連載 かねさわ地名抄 第18回「富岡川」 文・NPO法人 横濱金澤シティガイド協会
富岡には、小さな川が数本ありますが、ここでは富岡川について述べます。
以前は、保土ヶ谷道の追分あたり(能見台2丁目)を水源とし、不動の滝を下り、字滝・字三田・字大谷(現富岡西、大谷橋付近)を流れ、京急富岡駅の下を抜け字前田から日向山の裾を回って「ドンドン」という場所から海に入っていました。河口で川が滝のような急流となり海に落ち込んでいる所が「ドンドン」と表現された地名です。
「ドンドン」の対岸には井上馨の別荘がありましたが、その後役者の持ち家となり、さらに富岡楼という料亭となって昭和10年代まで繁盛していました。
その後「ドンドン」に流れるコースは廃川になりました。現在、富岡川の上流は全ての地域で暗渠(あんきょ)となり、大谷橋あたりから駅の近くまでの1・2Kmにわたり二重河川の小川アメニティ(市内42ヶ所)となっています。川は国道16号の近くで開口し、日向山をトンネルで抜いて、県立金沢総合高校の北西角で埋立地の富岡運河に流れ込みます。

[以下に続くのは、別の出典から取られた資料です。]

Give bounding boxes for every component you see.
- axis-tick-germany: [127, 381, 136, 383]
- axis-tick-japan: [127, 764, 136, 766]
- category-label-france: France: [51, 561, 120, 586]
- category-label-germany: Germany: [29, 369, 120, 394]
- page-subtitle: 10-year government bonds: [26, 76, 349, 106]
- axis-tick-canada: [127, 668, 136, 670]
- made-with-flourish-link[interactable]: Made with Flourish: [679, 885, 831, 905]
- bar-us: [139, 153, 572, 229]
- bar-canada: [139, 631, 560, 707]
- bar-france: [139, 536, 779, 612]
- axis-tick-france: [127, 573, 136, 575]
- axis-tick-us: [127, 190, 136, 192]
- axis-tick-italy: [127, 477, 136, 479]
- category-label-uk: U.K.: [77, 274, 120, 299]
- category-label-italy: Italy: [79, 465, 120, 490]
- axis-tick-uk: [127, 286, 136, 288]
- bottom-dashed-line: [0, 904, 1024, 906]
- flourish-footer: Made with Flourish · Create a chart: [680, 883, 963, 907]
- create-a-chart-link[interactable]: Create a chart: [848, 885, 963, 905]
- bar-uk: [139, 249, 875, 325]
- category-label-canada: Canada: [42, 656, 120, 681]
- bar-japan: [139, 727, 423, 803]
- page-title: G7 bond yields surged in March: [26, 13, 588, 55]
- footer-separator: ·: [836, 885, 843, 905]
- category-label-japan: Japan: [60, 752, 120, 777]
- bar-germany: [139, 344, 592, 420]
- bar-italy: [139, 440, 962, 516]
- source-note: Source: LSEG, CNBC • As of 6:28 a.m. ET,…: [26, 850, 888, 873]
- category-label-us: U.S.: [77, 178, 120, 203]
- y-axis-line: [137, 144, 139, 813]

支流として、平原から横浜高校の西南角を流れ下ってきて国道富岡橋の近くで富岡川に合流している川があります。この川には灌漑用水用の堰が設けられたとのことです。その後用水がなくなり、そこで使われていた石は富岡小学校の裏門の柱に利用されました。
かつて、春先になると鮎の群れが東京湾から富岡川をさかのぼっていくのをよく見ました。それも昭和30年頃までです。上流部での宅地開発が本格化して川の汚れが進み、生物がいなくなってしまいました。